MSVC not able to disambiguate between function templates when one of them contains a pack

Question

Recently I reported a msvc bug involving a function parameter pack. Also as it turns out here that msvc is actually standard compliant there.

Then when I modified the example to what is shown below I noticed that the modified code also cannot be compiled in msvc but can be compiled in clang and gcc. The code is as follows: Demo link

template<typename T> struct C{};

template<typename T> void f(C<T>)
{

}
template<typename... T> void f(C<T...>)
{

}
int main()
{
    f(C<int>{});  //Should this call succeed? 
}

Note that in the above example we have as the function parameter C<T...> as opposed to just T.... Now, in the above shown example, I am not 100% sure that if it is a msvc issue or the standard disallows the program.

So my question is, is the above shown code example well formed. That is, should the call f(C<int>{}); succeed choosing the first overload void f(C<T>) instead of void f(C<T...>)?

In other words, which compiler is right here.

Answer 1

So my question is, is the above shown code example well formed.

The code is well-formed as the function template overload with a non-variadic template parameter is more specialized than the overload with a variadic template parameter, by partial ordering rules.

MSVC is incorrect to reject it.

---

[temp.func.order]/1 through /4 tells us that we need to turn to partial ordering

/1 If a function template is overloaded, the use of a function template specialization might be ambiguous [...]. Partial ordering of overloaded function template declarations is used in the following contexts to select the function template to which a function template specialization refers:

• /1.1 during overload resolution for a call to a function template specialization ([over.match.best]);
• [...]

/2 Partial ordering selects which of two function templates is more specialized than the other by transforming each template in turn (see next paragraph) and performing template argument deduction using the function type. [...] If so, the more specialized template is the one chosen by the partial ordering process. If both deductions succeed, the partial ordering selects the more constrained template (if one exists) as determined below.

/3 To produce the transformed template, for each type, non-type, or template template parameter (including template parameter packs thereof) synthesize a unique type, value, or class template respectively and substitute it for each occurrence of that parameter in the function type of the template.

/4 Using the transformed function template's function type, perform type deduction against the other template as described in [temp.deduct.partial].

[temp.deduct.partial]

/2 Two sets of types are used to determine the partial ordering. For each of the templates involved there is the original function type and the transformed function type. The deduction process uses the transformed type as the argument template and the original type of the other template as the parameter template. [...]

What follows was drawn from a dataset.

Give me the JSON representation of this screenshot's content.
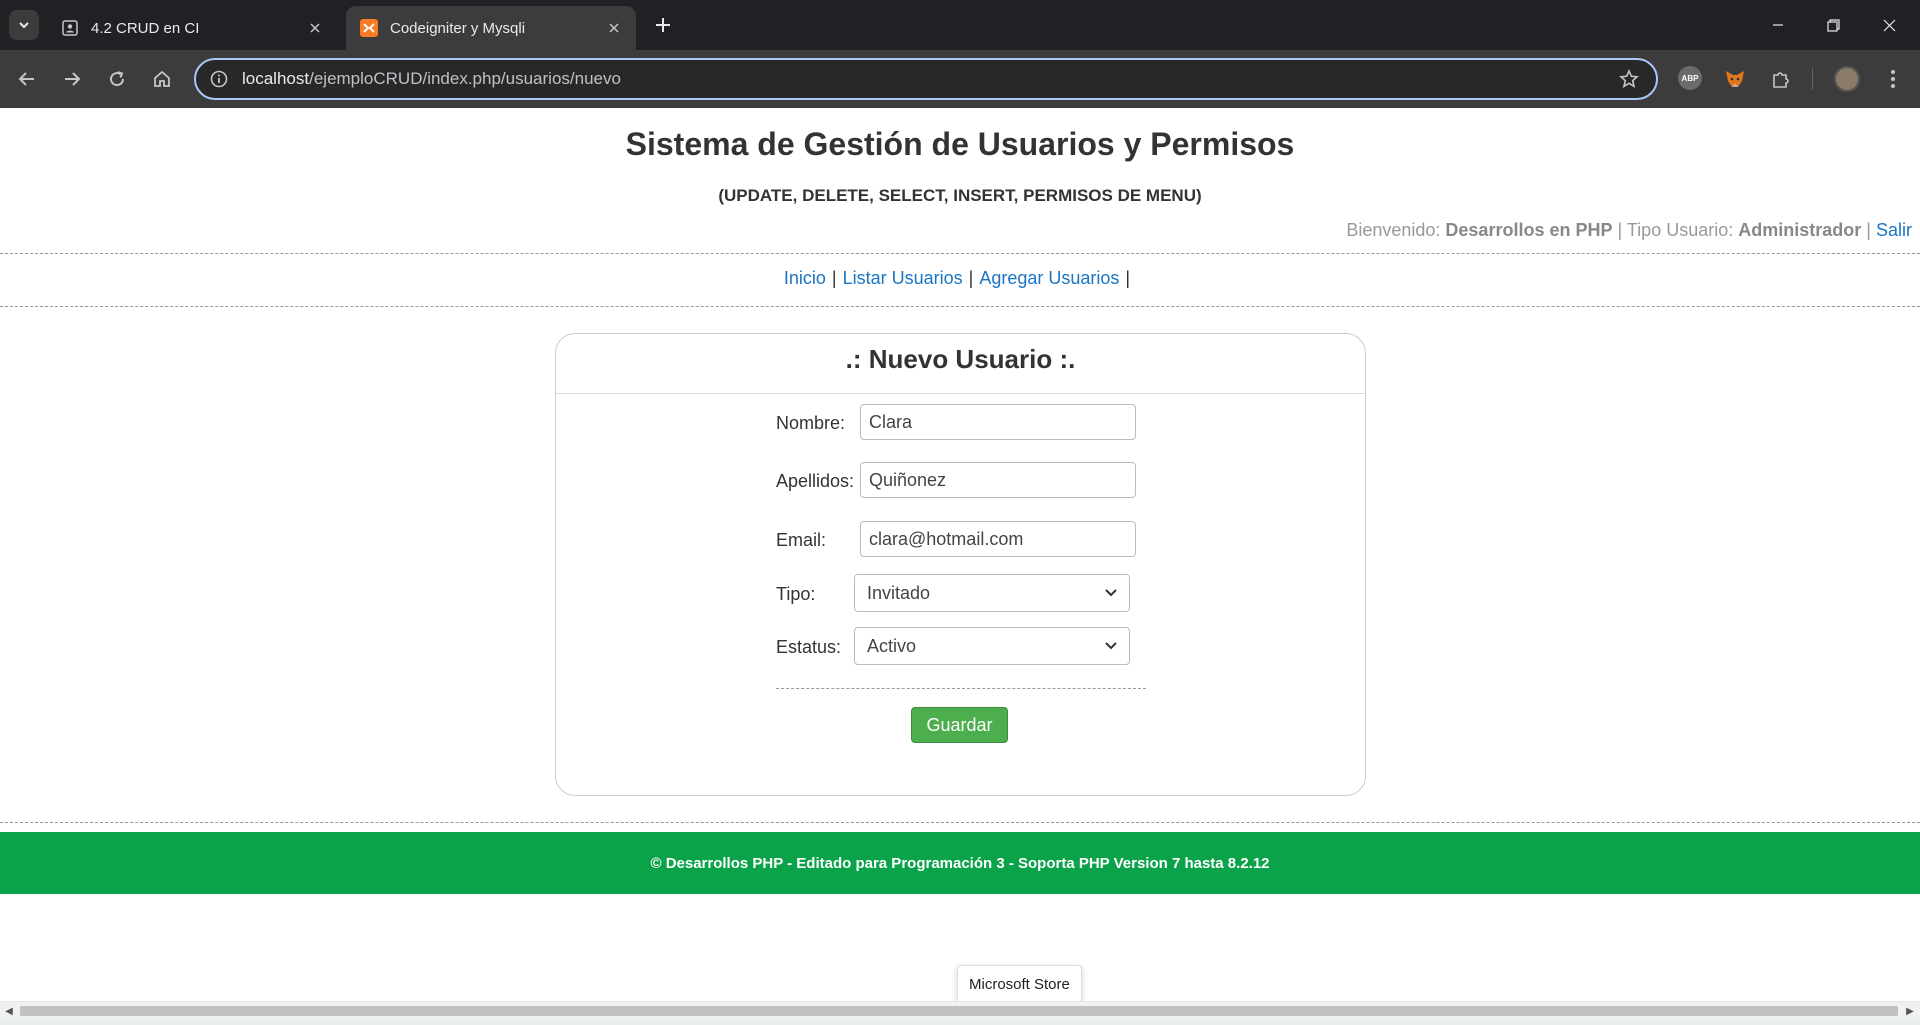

/4 Each type nominated above from the parameter template and the corresponding type from the argument template are used as the types of P and A.

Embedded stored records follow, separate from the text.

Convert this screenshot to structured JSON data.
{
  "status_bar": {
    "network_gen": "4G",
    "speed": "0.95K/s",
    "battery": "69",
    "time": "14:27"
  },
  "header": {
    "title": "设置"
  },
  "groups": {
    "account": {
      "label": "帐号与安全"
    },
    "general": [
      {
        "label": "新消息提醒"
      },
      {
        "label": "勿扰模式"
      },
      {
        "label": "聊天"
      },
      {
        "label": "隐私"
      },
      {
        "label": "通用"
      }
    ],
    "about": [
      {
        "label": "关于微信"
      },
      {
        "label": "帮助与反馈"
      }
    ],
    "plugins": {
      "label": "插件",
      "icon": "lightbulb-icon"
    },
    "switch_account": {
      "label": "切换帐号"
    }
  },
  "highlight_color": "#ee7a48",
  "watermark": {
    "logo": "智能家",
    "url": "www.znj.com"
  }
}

/8 Using the resulting types P and A, the deduction is then done as described in [temp.deduct.type]. [...] If deduction succeeds for a given type, the type from the argument template is considered to be at least as specialized as the type from the parameter template.

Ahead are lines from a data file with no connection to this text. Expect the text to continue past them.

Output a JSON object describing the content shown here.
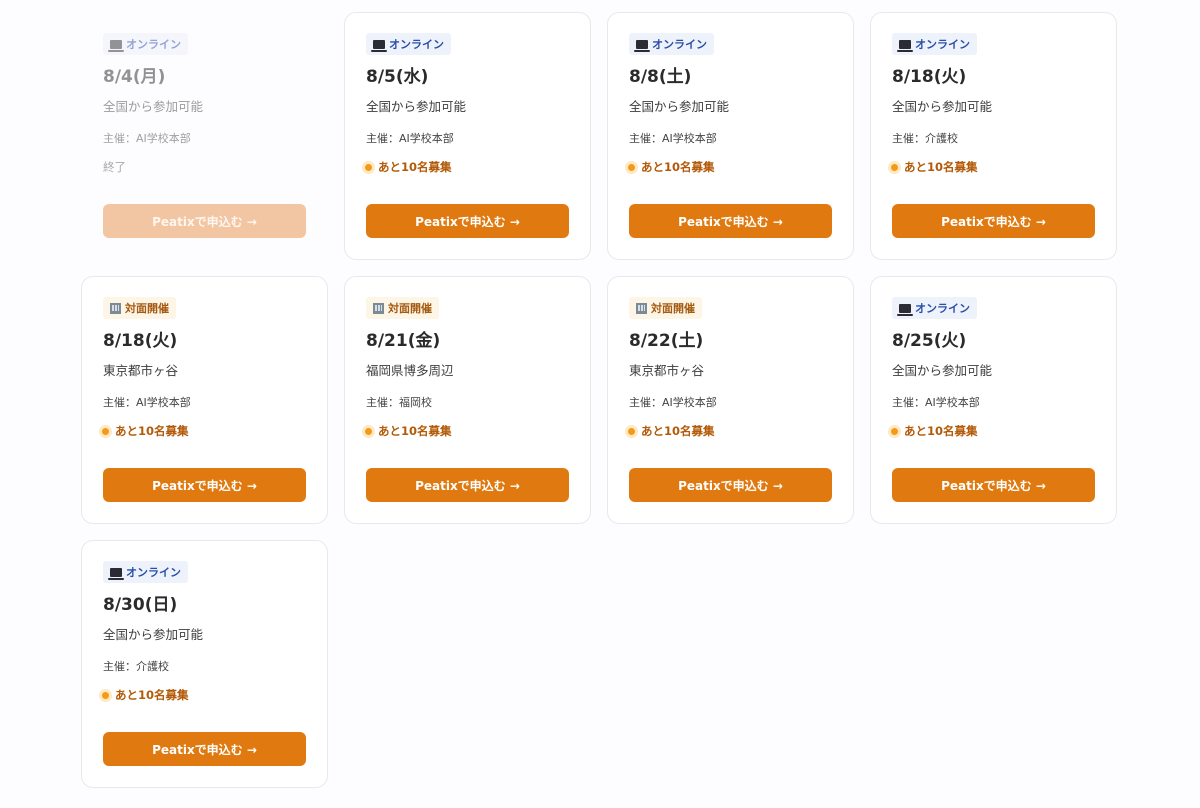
{
  "colors": {
    "cta": "#e0790f",
    "cta_disabled": "#f2c6a3",
    "online_badge_bg": "#eef2fb",
    "online_badge_text": "#2a4fa8",
    "offline_badge_bg": "#fdf5e6",
    "offline_badge_text": "#a45a10",
    "status_text": "#b35a08"
  },
  "events": [
    {
      "badge": "オンライン",
      "badge_type": "online",
      "icon": "laptop-icon",
      "date": "8/4(月)",
      "location": "全国から参加可能",
      "host": "主催：AI学校本部",
      "status": "終了",
      "status_type": "ended",
      "cta": "Peatixで申込む →",
      "cta_enabled": false
    },
    {
      "badge": "オンライン",
      "badge_type": "online",
      "icon": "laptop-icon",
      "date": "8/5(水)",
      "location": "全国から参加可能",
      "host": "主催：AI学校本部",
      "status": "あと10名募集",
      "status_type": "open",
      "cta": "Peatixで申込む →",
      "cta_enabled": true
    },
    {
      "badge": "オンライン",
      "badge_type": "online",
      "icon": "laptop-icon",
      "date": "8/8(土)",
      "location": "全国から参加可能",
      "host": "主催：AI学校本部",
      "status": "あと10名募集",
      "status_type": "open",
      "cta": "Peatixで申込む →",
      "cta_enabled": true
    },
    {
      "badge": "オンライン",
      "badge_type": "online",
      "icon": "laptop-icon",
      "date": "8/18(火)",
      "location": "全国から参加可能",
      "host": "主催：介護校",
      "status": "あと10名募集",
      "status_type": "open",
      "cta": "Peatixで申込む →",
      "cta_enabled": true
    },
    {
      "badge": "対面開催",
      "badge_type": "offline",
      "icon": "building-icon",
      "date": "8/18(火)",
      "location": "東京都市ヶ谷",
      "host": "主催：AI学校本部",
      "status": "あと10名募集",
      "status_type": "open",
      "cta": "Peatixで申込む →",
      "cta_enabled": true
    },
    {
      "badge": "対面開催",
      "badge_type": "offline",
      "icon": "building-icon",
      "date": "8/21(金)",
      "location": "福岡県博多周辺",
      "host": "主催：福岡校",
      "status": "あと10名募集",
      "status_type": "open",
      "cta": "Peatixで申込む →",
      "cta_enabled": true
    },
    {
      "badge": "対面開催",
      "badge_type": "offline",
      "icon": "building-icon",
      "date": "8/22(土)",
      "location": "東京都市ヶ谷",
      "host": "主催：AI学校本部",
      "status": "あと10名募集",
      "status_type": "open",
      "cta": "Peatixで申込む →",
      "cta_enabled": true
    },
    {
      "badge": "オンライン",
      "badge_type": "online",
      "icon": "laptop-icon",
      "date": "8/25(火)",
      "location": "全国から参加可能",
      "host": "主催：AI学校本部",
      "status": "あと10名募集",
      "status_type": "open",
      "cta": "Peatixで申込む →",
      "cta_enabled": true
    },
    {
      "badge": "オンライン",
      "badge_type": "online",
      "icon": "laptop-icon",
      "date": "8/30(日)",
      "location": "全国から参加可能",
      "host": "主催：介護校",
      "status": "あと10名募集",
      "status_type": "open",
      "cta": "Peatixで申込む →",
      "cta_enabled": true
    }
  ]
}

results in, for the original single function parameter function templates, the following P/A pairs:

    P         A
    --------  ----------
#1: C<T>      C<Unique1...>
#2: C<T...>   C<Unique2>

Typically, when not in the context of partial ordering, deduction would succeed for both these pairs. However, [temp.deduct.type]/9 has a special case for when the deduction is performed as part of partial ordering:

/9 [...] During partial ordering, if Ai was originally a pack expansion:

• /9.2 otherwise, if Pi is not a pack expansion, template argument deduction fails.

This clause means deduction of #1 above (C<T> from C<Unique1...>) fails, whereas #2 (C<T...> from C<Unique2>) succeeds and C<Unique2> is considered at least as specialized as C<T...>. As per [temp.deduct.partial]/10 the non-variadic function template overload is thus at least as specialized as the variadic template function overload and, in the absense of the vice-versa relationsship, moreover more specialized:

/10 Function template F is at least as specialized as function template G if, for each pair of types used to determine the ordering, the type from F is at least as specialized as the type from G. F is more specialized than G if F is at least as specialized as G and G is not at least as specialized as F.

This leads us back to [temp.func.order]/2 and the more specialized function template is chosen by partial ordering:

/2 [...] The deduction process determines whether one of the templates is more specialized than the other. If so, the more specialized template is the one chosen by the partial ordering process.

Which is also covered by [over.match.best]/2.5

/2 Given these definitions, a viable function F1 is defined to be a better function than another viable function F2 if for all arguments i, ICSi(F1) is not a worse conversion sequence than ICSi(F2), and then

• [...]
• /2.5 F1 and F2 are function template specializations, and the function template for F1 is more specialized than the template for F2 according to the partial ordering rules described in [temp.func.order], or, if not that, [...]